Dorothy instinctively knew that Olympians had much to share and were underutilized in the Olympic movement. She had been lobbying for a reactivation of the US Olympians and in this meeting she proceeded to explained the history of the US Olympians and drew a straight line from the US Olympians in the Games of 1896 and how they founded the US Olympians at a reunion of that Team in 1946 at the New York Athletic Club and how those and other Olympians assisted the fundraisers in the 50’s, 60’s, 70’s and early 80’s.
The outcome was that Bill agreed to Chair future meetings, Barry became the inside staffer guiding us through the complexities of USOC policy, I volunteered to be the scribe and note keeper and Dorothy continued to stir the pot because that is what Dorothy did best.

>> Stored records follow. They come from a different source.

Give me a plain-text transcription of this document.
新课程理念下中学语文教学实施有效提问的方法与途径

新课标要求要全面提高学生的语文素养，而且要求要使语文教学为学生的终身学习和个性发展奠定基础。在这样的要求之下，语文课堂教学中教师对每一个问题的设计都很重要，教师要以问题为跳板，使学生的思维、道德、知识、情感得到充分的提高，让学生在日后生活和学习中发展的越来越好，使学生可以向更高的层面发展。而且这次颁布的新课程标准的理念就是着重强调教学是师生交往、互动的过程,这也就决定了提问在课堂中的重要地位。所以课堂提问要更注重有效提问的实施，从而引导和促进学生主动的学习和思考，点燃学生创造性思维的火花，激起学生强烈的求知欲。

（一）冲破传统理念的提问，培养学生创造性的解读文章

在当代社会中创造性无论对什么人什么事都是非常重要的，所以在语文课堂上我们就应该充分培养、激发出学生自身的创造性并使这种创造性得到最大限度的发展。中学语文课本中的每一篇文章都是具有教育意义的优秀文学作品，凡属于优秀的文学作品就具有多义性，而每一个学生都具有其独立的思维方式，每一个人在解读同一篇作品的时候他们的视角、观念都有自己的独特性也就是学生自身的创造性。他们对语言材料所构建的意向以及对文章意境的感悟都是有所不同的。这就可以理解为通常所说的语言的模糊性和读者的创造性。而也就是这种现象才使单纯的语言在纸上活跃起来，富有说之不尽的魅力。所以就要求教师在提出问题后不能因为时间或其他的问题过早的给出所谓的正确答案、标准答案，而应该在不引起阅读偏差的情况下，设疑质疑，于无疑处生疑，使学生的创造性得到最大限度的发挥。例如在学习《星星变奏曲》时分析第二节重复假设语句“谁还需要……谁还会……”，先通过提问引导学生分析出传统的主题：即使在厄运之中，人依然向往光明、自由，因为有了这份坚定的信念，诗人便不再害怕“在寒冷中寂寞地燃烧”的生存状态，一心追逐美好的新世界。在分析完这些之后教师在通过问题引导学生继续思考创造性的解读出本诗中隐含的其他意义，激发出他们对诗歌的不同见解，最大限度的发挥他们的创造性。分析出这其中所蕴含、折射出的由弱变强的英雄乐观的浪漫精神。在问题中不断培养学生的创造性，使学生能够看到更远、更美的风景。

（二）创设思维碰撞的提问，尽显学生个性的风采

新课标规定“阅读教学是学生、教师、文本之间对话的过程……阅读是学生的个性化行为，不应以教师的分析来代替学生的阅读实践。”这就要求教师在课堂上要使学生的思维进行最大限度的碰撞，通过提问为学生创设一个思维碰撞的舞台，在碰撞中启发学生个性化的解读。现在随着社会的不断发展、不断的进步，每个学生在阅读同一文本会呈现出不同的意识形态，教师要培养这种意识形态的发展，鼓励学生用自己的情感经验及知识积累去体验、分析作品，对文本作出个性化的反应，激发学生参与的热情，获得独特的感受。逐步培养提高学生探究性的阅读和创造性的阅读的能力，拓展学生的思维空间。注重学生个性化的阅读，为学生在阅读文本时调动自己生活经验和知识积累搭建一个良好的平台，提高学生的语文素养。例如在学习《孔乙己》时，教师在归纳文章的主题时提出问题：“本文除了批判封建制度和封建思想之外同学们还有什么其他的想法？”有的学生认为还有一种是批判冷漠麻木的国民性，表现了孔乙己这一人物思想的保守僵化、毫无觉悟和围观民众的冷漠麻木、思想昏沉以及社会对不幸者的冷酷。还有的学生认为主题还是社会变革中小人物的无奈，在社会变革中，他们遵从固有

At the Miami 1992 meeting the USOC recognized the US Olympians as its alumni group.
In ’93 at the Phoenix USOC meeting Francois Carrard agreed to brief IOC President Sammaranch on the progress of the US Olympians and initial efforts of Olympians in Great Britain and Canada.
The following year in 1994 at the Centennial meeting of the IOC, the World Olympians Association was founded.
It is a straight bright line from the 1896 Olympic Team to the 1946 founding of the US Olympians to the rejuvenation instigated by Dorothy, to this assembly today. The Olympians and now Paralympians have carried on Dorothy’s passion from Toomey to John Naber to Willie Banks and now Gary Hall Sr.
I am very proud to be a recipient of the Dorothy Langkop Ambassador Award and a U.S. Olympian. I wish you good fortune in your efforts today and tomorrow and good luck in the future.
I leave you with this thought….we do what we because that is the way we are and is it not amazing just how much you can get done when you are not concerned about who will get the credit?